An Electronic Arts employee works on a character for “MySims.”
The U.S. economy is on the upswing. Unemployment is down to 5.8 percent, and we’re adding hundreds of thousands of new jobs every months — and the video game industry is partially responsible for that.
The Entertainment Software Association, the game-industry lobbying group, released a report today that found that business grew more than 9 percent annually from 2009 to 2012. That rate more than quadrupled the wider U.S. economy, which spent those years stuck around a mediocre 2 percent growth. While the U.S. struggles to hang on to high-paying manufacturing jobs, the creative industries like gaming and Hollywood continue to create growth. That helped games contribute more than $6.2 billion to the American economy in 2012.
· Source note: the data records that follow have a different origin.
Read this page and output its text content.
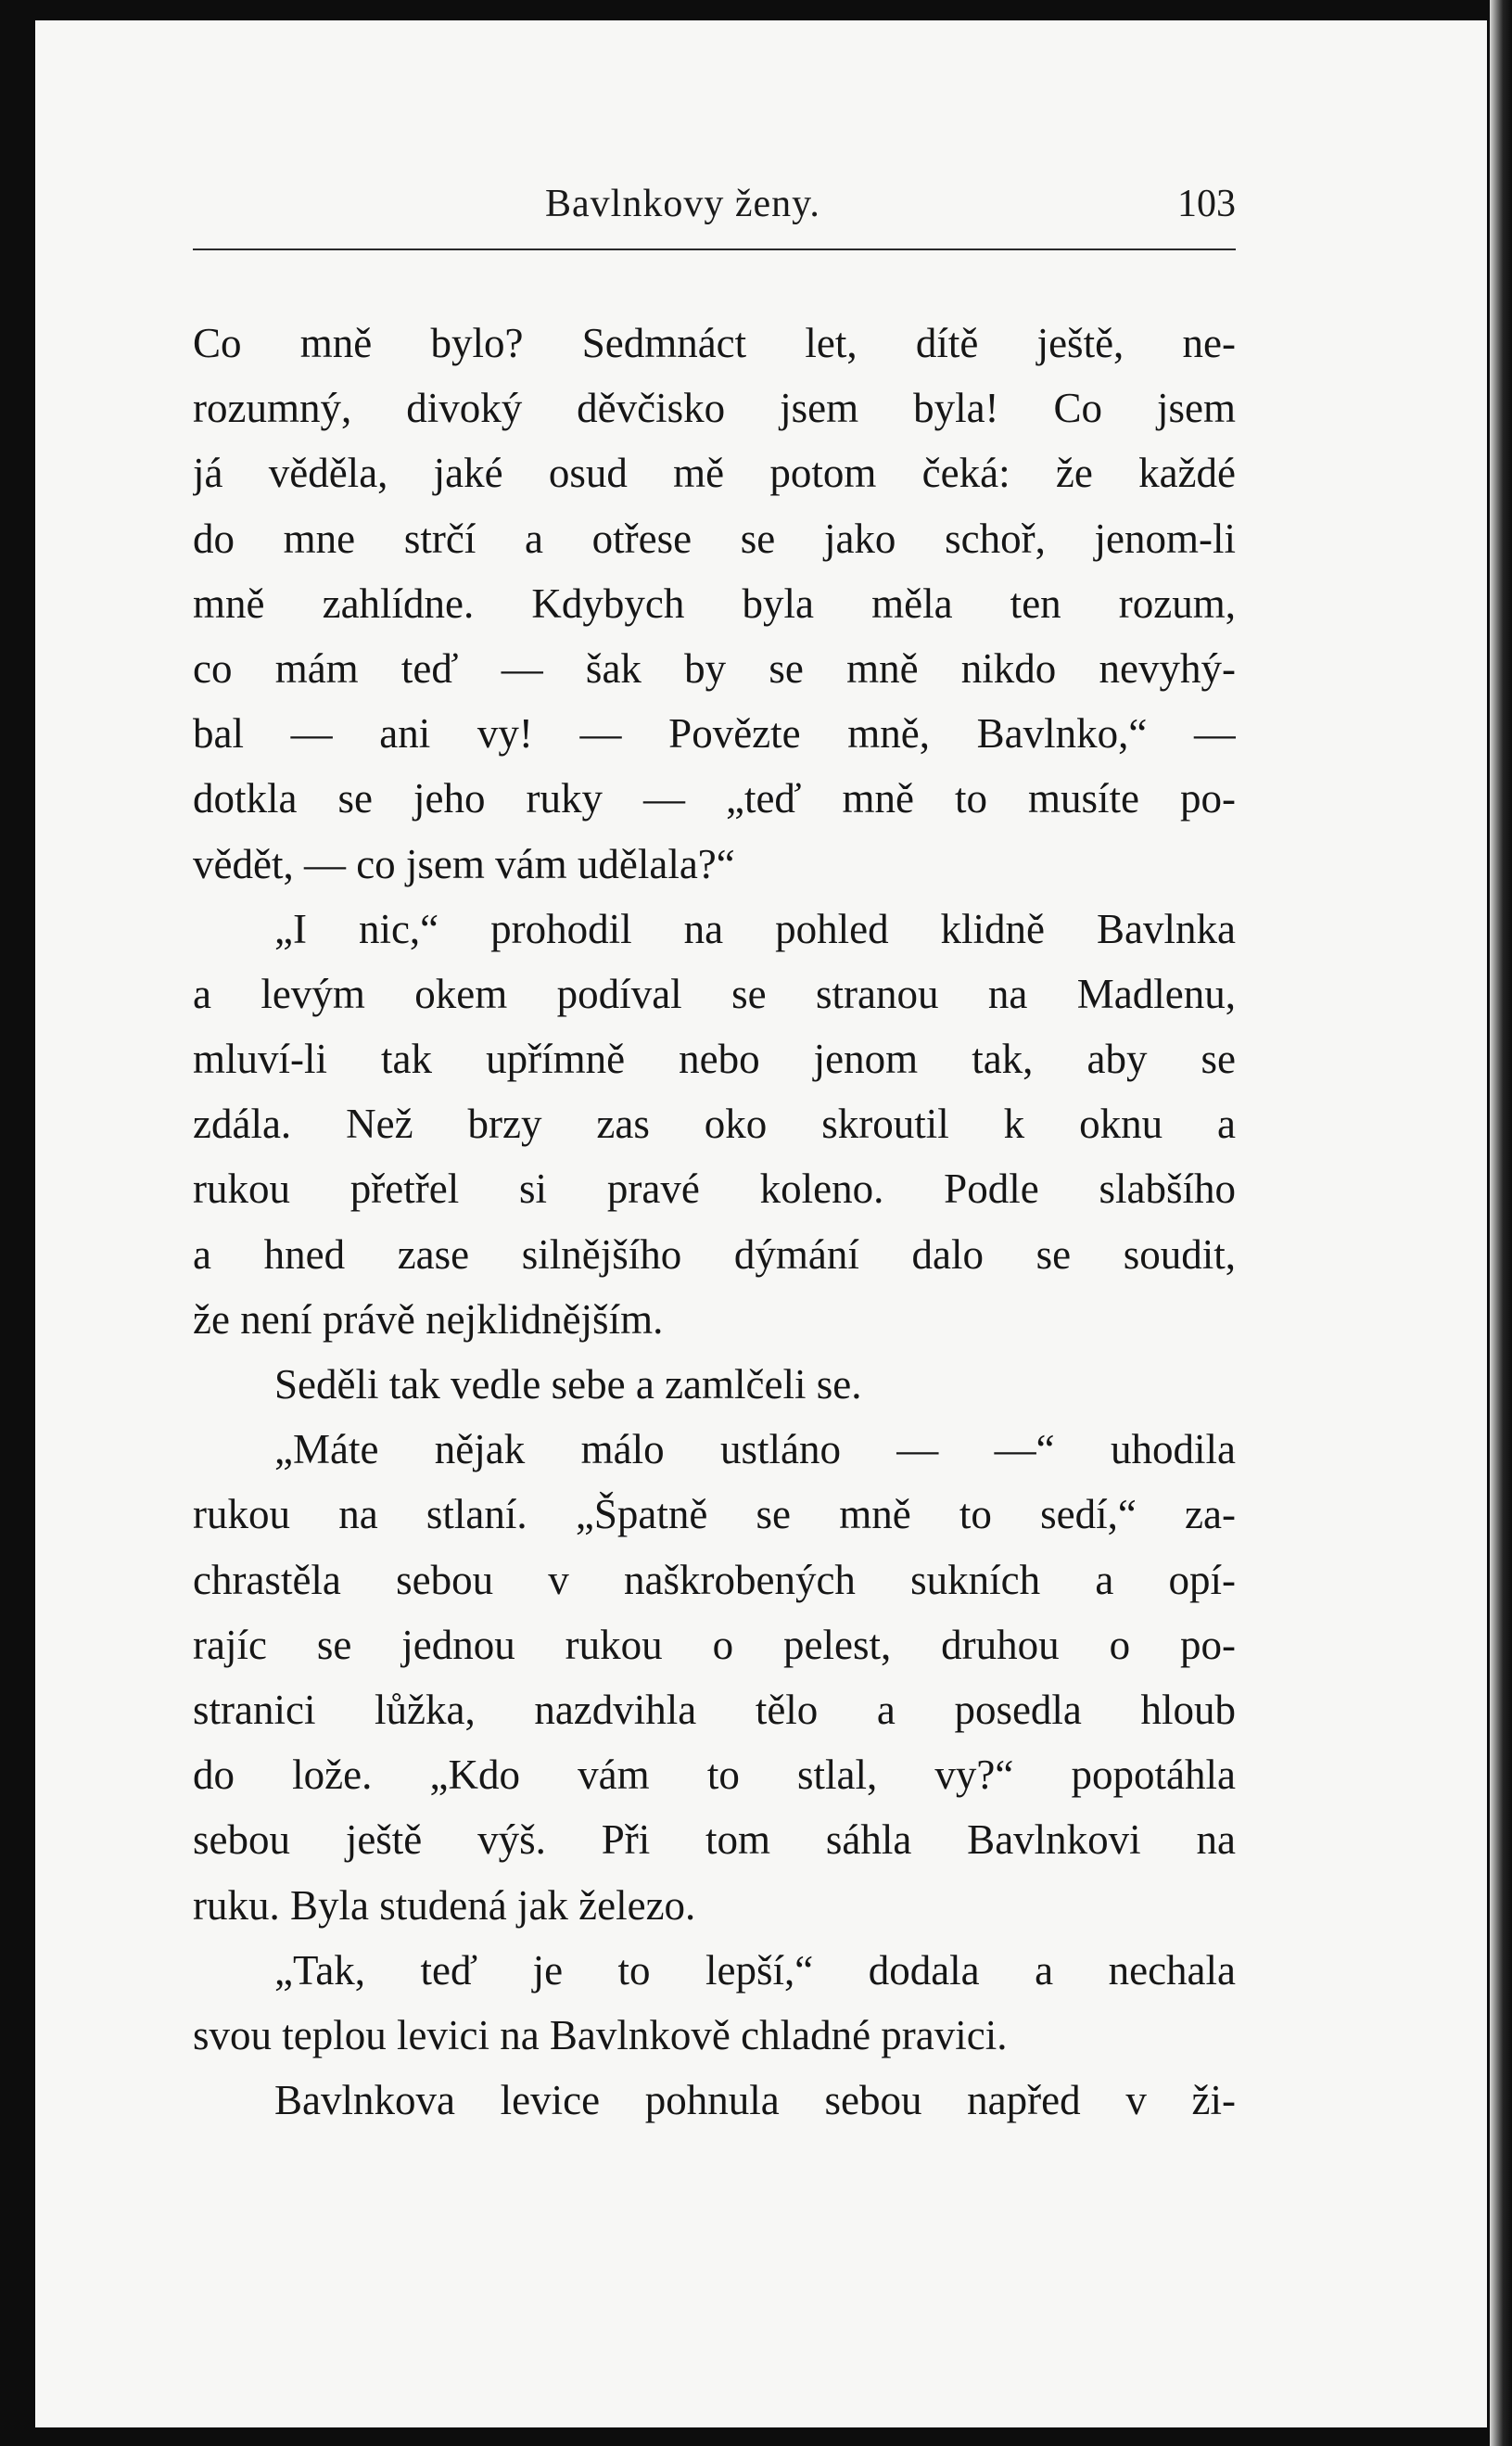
Bavlnkovy ženy.	103
Co mně bylo? Sedmnáct let, dítě ještě, ne-
rozumný, divoký děvčisko jsem byla! Co jsem
já věděla, jaké osud mě potom čeká: že každé
do mne strčí a otřese se jako schoř, jenom-li
mně zahlídne. Kdybych byla měla ten rozum,
co mám teď — šak by se mně nikdo nevyhý-
bal — ani vy! — Povězte mně, Bavlnko,“ —
dotkla se jeho ruky — „teď mně to musíte po-
vědět, — co jsem vám udělala?“
„I nic,“ prohodil na pohled klidně Bavlnka
a levým okem podíval se stranou na Madlenu,
mluví-li tak upřímně nebo jenom tak, aby se
zdála. Než brzy zas oko skroutil k oknu a
rukou přetřel si pravé koleno. Podle slabšího
a hned zase silnějšího dýmání dalo se soudit,
že není právě nejklidnějším.
Seděli tak vedle sebe a zamlčeli se.
„Máte nějak málo ustláno — —“ uhodila
rukou na stlaní. „Špatně se mně to sedí,“ za-
chrastěla sebou v naškrobených sukních a opí-
rajíc se jednou rukou o pelest, druhou o po-
stranici lůžka, nazdvihla tělo a posedla hloub
do lože. „Kdo vám to stlal, vy?“ popotáhla
sebou ještě výš. Při tom sáhla Bavlnkovi na
ruku. Byla studená jak železo.
„Tak, teď je to lepší,“ dodala a nechala
svou teplou levici na Bavlnkově chladné pravici.
Bavlnkova levice pohnula sebou napřed v ži-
“The high-energy, high-tech video game industry is rapidly producing some of the most valuable jobs in the U.S. economy,” ESA chief executive officer Michael D. Gallagher said. “Our industry is one of the nation’s fastest growing economic sectors and represents tens of thousands of high-paying, well-educated professionals, artists, and creators.”
The games industry’s 9 percent economic growth helped publishers and developers reinvest in their companies, which led to them adding a huge number of employees. Annual job growth for gaming from 2009 to 2012 outpaced the rest of the economy 13-fold. Gaming averaged 9 percent while the rest of the labor markets only grew jobs by less than a percent.
ESA’s study found that 42,000 people work directly for the game industry throughout 36 states. If you widen the focus and look at people directly and indirectly employed due to gaming, that number grows to 146,000 individuals. The average salary for industry employees is $95,000, and direct compensation averaged more than $4 billion over the three-year period of the study.
While California employs the most game-industry workers, the ESA notes that 21 other states and Puerto Rico are offering incentives to threaten pull some of the industry’s dollars and jobs away from the Golden State. Texas, in particular, employs a huge number of workers, and it has seen a whopping 49 percent growth in that figure since 2009. Washington state was just behind Texas.